Ich bin Pfarrerin. Ich glaube, unter allen Ich-Bins ist mir das das Liebste neben meinem Namen. Darin steckt für mich, einem Ruf zu folgen und mein Leben als Antwort zu leben.

Und ich bin Christin. Das geht mir mit den Jahren immer leichter über die Lippen. Das schmeckt nach Tod und Leben. „Nun lebe nicht mehr ich, sondern Christus lebt in mir“ (Gal 2,20), schreibt Paulus. Etwas in mir stirbt, wenn Neues beginnt. Manchmal schmeckt Christin-Sein nach Täterschaft und Gewalt, nicht selten nach Vorurteilen und Rechtfertigungen. Ich mag das Zähe daran.

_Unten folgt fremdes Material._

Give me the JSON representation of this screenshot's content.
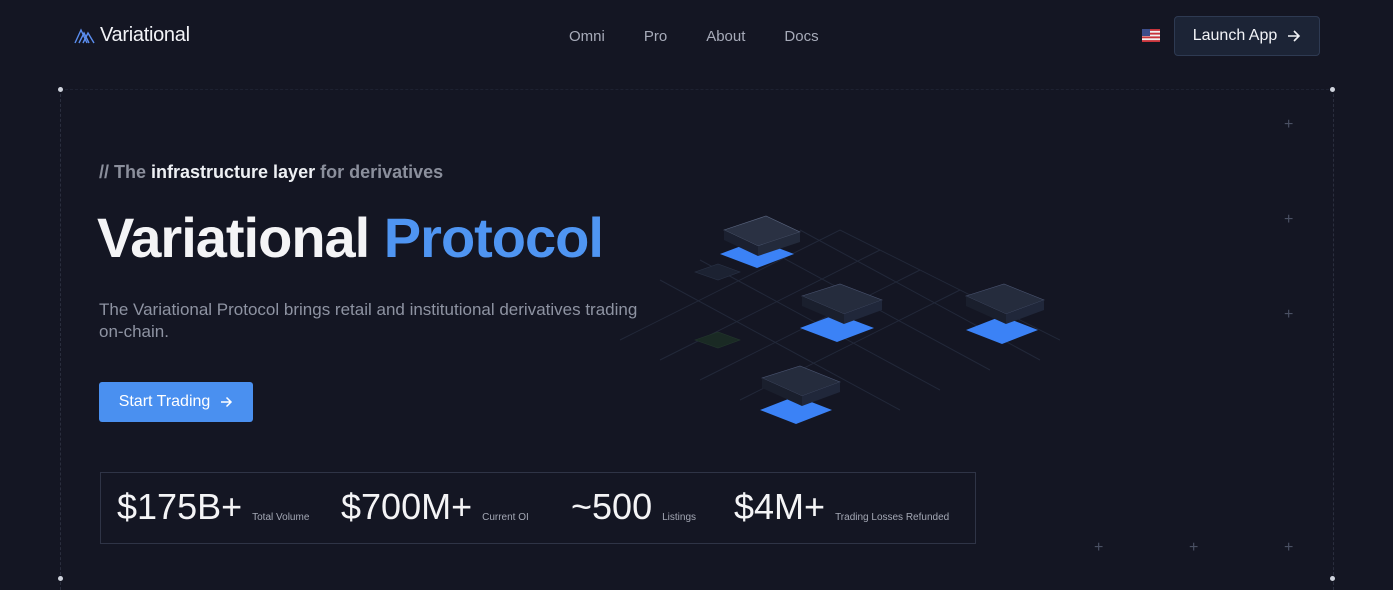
{
  "nav": {
    "brand": "Variational",
    "links": [
      "Omni",
      "Pro",
      "About",
      "Docs"
    ],
    "launch_label": "Launch App"
  },
  "hero": {
    "eyebrow_prefix": "// The ",
    "eyebrow_strong": "infrastructure layer",
    "eyebrow_suffix": " for derivatives",
    "title_main": "Variational ",
    "title_accent": "Protocol",
    "description": "The Variational Protocol brings retail and institutional derivatives trading on-chain.",
    "cta_label": "Start Trading"
  },
  "stats": [
    {
      "value": "$175B+",
      "label": "Total Volume"
    },
    {
      "value": "$700M+",
      "label": "Current OI"
    },
    {
      "value": "~500",
      "label": "Listings"
    },
    {
      "value": "$4M+",
      "label": "Trading Losses Refunded"
    }
  ],
  "colors": {
    "background": "#141623",
    "accent": "#4f95f2",
    "button": "#4a90f0"
  },
  "icons": [
    "variational-logo-icon",
    "us-flag-icon",
    "arrow-right-icon"
  ]
}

Ich bin Christin und mein Messias ist ein Jude. Gott sei Dank! Das, was meins ist, gehört mir nicht. Das ist aufregend! „Nicht du trägst die Wurzel, sondern die Wurzel trägt dich.“ (Röm 11,18). Zu christlicher Identität gehört also Demut, nicht gebückt und grau, sondern lächelnd: eingebunden und getragen sein.

Für mich heißt Glauben nicht zu sein, sondern zu werden. Wenn ich das AfD-Parteiprogramm mit seinem Anspruch, das christliche Abendland zu verteidigen, lese, dann ist das das Gegenteil davon. Im Hebräerbrief ist die Rede von dem wandernden Gottesvolk; leichte Zelte statt starrer Identitätsfestungen! Nicht drinnen bleiben, bei mir, sondern rausgehen – mich Anderem und auch Entfremdendem aussetzen und darin wachsen und ein Stück reicher und freier werden.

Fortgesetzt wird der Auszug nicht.